Carvalho insisted that “Best Best & Krieger did not provide any prosecution services at all until July 1.”
Pressing the issue, Sanchez said, “My motion was to have staff come back with a draft RFP proposal that could be sent out.”
Valdivia remarked that Sanchez was “gaining some votes in support” of his position, but suggested he allow staff to come back with a report on code enforcement.
Sanchez was adamant. “No, my motion stands” he said. “I do want a draft RFP to come back to this city council at the next council meeting, because what will happen is we will get a report and it will be a receive and file, and that will be it. I want the city to take a proactive approach.” He then accused Best Best & Krieger of indolence and not living up to the standards it had espoused in convincing the city to expand its contract with the firm for legal services, including those relating to code enforcement.

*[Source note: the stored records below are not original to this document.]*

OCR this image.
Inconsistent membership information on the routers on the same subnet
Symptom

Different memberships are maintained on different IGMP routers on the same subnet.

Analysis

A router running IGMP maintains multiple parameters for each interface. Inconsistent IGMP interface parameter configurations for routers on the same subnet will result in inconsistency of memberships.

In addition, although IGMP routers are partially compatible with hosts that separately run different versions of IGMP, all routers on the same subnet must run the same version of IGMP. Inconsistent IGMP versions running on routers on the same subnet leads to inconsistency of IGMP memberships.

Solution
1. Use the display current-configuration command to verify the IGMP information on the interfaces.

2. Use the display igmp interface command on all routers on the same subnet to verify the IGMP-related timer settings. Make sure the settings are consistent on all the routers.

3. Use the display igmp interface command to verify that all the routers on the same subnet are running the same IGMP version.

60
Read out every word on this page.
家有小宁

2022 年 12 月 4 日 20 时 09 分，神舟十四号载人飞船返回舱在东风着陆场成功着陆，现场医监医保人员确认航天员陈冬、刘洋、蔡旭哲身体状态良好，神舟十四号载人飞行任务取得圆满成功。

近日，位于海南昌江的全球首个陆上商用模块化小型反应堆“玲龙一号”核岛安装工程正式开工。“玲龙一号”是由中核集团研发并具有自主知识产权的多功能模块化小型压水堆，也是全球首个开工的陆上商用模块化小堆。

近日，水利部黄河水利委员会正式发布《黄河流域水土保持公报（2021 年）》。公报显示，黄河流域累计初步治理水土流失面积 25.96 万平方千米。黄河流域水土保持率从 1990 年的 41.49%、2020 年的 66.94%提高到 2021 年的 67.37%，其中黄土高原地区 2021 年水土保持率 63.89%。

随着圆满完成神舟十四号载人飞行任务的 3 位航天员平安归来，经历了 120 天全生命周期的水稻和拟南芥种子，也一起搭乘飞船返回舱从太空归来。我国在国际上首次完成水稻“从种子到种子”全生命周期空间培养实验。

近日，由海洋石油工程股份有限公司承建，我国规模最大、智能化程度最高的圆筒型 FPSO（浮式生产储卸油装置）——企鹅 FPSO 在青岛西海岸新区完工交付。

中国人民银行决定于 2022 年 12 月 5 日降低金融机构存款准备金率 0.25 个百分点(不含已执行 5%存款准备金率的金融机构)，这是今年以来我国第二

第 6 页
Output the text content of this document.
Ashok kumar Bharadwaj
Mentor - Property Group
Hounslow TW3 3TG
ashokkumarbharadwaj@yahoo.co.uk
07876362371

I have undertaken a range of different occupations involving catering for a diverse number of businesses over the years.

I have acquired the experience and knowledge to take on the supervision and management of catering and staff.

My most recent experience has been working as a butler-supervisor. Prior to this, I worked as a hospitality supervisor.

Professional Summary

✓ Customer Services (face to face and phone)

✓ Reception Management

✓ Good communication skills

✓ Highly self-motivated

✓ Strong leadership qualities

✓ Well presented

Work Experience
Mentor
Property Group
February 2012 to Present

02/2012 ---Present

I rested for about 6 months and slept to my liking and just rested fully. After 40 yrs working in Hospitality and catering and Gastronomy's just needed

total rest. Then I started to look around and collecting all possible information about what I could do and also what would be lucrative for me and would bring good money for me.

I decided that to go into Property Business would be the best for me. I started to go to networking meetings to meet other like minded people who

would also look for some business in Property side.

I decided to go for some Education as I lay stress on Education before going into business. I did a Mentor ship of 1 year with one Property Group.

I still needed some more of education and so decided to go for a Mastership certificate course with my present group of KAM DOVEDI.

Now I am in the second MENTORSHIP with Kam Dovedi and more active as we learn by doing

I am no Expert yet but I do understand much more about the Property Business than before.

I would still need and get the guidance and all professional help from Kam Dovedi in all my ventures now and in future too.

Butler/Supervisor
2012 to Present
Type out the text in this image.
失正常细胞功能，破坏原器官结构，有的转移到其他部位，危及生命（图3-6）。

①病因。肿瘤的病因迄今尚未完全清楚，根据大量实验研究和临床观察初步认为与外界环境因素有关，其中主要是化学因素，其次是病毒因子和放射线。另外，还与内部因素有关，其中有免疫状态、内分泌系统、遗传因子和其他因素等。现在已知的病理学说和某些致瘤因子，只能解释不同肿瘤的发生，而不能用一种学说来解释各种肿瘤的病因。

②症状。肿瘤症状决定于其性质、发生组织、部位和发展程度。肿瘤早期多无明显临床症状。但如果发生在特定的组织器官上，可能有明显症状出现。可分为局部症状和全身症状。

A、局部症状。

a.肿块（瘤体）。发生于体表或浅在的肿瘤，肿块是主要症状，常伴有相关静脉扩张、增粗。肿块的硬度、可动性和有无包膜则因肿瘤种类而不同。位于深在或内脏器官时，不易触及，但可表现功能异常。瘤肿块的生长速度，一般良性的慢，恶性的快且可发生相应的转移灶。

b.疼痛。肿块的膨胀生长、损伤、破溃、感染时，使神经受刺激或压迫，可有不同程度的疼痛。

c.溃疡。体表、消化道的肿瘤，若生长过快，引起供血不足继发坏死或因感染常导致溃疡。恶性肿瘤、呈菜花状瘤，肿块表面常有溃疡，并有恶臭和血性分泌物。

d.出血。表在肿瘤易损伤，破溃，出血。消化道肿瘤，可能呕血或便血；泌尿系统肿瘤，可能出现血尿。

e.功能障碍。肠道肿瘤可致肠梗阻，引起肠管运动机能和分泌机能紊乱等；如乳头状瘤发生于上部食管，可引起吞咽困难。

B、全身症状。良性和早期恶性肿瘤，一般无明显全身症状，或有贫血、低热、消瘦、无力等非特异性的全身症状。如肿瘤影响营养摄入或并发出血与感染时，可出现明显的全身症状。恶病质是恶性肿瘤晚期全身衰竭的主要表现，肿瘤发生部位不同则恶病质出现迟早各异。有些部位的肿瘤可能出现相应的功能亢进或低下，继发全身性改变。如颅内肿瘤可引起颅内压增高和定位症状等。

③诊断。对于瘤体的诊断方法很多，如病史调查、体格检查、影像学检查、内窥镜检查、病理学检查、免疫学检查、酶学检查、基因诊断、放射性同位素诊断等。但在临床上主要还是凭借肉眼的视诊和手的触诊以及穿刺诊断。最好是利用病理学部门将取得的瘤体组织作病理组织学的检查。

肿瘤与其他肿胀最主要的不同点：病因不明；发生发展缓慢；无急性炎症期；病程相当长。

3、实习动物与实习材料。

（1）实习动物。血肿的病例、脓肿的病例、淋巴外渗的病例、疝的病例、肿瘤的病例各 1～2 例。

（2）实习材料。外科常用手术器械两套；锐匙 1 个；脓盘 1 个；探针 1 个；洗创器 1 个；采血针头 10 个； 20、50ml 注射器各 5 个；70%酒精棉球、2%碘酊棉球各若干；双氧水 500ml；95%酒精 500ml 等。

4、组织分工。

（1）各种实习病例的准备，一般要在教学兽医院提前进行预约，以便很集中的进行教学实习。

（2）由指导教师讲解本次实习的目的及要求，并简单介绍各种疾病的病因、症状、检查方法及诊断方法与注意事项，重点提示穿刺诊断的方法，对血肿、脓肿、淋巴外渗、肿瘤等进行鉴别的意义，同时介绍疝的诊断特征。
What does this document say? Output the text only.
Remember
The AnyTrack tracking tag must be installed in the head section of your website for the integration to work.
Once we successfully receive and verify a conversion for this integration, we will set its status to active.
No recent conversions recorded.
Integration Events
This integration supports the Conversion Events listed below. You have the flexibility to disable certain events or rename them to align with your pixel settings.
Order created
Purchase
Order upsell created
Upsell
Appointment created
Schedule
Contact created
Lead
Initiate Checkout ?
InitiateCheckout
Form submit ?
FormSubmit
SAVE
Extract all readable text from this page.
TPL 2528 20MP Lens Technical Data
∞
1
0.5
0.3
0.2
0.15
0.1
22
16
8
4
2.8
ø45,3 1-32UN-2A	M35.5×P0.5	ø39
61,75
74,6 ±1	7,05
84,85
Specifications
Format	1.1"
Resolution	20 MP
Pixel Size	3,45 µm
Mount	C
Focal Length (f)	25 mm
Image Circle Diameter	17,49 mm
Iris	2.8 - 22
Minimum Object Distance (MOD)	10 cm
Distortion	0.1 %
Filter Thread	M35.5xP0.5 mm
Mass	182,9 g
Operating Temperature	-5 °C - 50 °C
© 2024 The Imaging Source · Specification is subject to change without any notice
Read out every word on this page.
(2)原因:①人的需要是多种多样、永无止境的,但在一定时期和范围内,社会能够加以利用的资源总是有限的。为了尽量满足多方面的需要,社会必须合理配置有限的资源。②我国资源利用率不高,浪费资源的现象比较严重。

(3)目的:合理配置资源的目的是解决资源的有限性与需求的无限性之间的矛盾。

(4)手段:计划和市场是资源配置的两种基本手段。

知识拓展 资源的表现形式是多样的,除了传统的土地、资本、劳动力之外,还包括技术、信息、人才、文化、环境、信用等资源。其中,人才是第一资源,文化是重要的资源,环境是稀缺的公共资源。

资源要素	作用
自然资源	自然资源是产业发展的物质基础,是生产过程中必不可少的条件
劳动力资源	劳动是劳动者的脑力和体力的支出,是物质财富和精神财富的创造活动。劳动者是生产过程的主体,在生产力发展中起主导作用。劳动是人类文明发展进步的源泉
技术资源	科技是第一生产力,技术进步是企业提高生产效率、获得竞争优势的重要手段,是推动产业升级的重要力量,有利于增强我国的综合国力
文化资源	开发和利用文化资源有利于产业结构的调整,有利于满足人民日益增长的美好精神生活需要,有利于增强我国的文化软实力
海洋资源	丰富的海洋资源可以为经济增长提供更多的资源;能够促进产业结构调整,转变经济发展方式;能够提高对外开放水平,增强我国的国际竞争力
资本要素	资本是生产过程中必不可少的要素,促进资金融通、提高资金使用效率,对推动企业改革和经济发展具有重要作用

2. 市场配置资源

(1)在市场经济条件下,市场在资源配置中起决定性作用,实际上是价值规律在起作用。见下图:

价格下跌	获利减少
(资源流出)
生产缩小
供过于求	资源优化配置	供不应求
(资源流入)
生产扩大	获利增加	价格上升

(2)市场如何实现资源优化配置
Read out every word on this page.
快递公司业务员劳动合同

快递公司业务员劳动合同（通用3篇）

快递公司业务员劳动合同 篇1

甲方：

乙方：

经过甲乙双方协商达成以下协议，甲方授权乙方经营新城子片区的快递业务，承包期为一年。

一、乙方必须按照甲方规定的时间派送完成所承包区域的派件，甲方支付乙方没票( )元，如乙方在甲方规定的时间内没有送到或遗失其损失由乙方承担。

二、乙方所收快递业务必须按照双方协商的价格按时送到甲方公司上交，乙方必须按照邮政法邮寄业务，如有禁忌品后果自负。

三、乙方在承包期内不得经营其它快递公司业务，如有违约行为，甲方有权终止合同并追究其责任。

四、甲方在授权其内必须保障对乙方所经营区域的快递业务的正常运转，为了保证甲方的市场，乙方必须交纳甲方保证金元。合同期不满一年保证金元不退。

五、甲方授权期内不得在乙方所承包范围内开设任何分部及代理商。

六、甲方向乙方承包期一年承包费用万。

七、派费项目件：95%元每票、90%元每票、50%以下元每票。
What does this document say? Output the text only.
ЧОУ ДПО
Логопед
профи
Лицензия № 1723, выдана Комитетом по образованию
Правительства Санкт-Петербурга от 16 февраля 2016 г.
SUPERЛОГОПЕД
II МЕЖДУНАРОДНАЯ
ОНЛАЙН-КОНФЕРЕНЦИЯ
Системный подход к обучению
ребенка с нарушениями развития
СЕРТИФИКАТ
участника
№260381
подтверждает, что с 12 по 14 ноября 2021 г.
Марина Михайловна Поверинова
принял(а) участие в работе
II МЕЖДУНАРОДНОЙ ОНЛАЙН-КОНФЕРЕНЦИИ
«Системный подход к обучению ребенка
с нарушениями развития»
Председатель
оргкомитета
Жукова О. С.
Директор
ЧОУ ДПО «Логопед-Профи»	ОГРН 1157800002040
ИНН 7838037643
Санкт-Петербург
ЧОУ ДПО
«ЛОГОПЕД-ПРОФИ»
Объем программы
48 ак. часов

“I heard from counsel [Best Best & Krieger in the person of Carvalho] argument after argument about how prosecutions are not aggressive enough, and now, we’re standing back,” Sanchez said. “I want this RFP to go out.”
“Councilman, councilman,” Valdivia said. “I appreciate your passion. I thank you for your eagerness to get at and resolve issues. We need to work with staff here.”
Councilman Henry Nickel said, “I do have concern about our overall code enforcement regime in terms of how we are conducting enforcement, how we are paying for code enforcement, how we are enforcing code enforcement. I want to get a sense of what the plan is. What I’m hearing from a lot of constituents is a frustration that items are getting reported [and not being acted upon]. I am also concerned that we are using general fund dollars to subsidize code enforcement. I’d like to explore the use of an enterprise fund, a mechanism that we can recycle those funds that come from our code enforcement operations back into expanded code enforcement.”
Nickel continued, “I think what I’d like to do is initiate a conversation as to what that would look like if staff can provide some sense of where we are currently with our code enforcement operations and whether or not we can anticipate some kind of discussion in terms of some other types of models we can look at really to step up and increase code enforcement citywide, if possible. So, I do support in concept exploring what options are available in terms of code enforcement and assessing how we can improve the program.”
Sanchez was not dissuaded form moving toward finding a more aggressive firm to handle enforcement at the court and procedural levels.
“My motion stands,” he said.
The council then voted on whether to send out a request for proposals to find a new enforcement attorney.
The motion failed, 3-to-4 with Sanchez, Councilwoman Sandra Ibarra and Councilman Juan Figueroa casting the yes votes.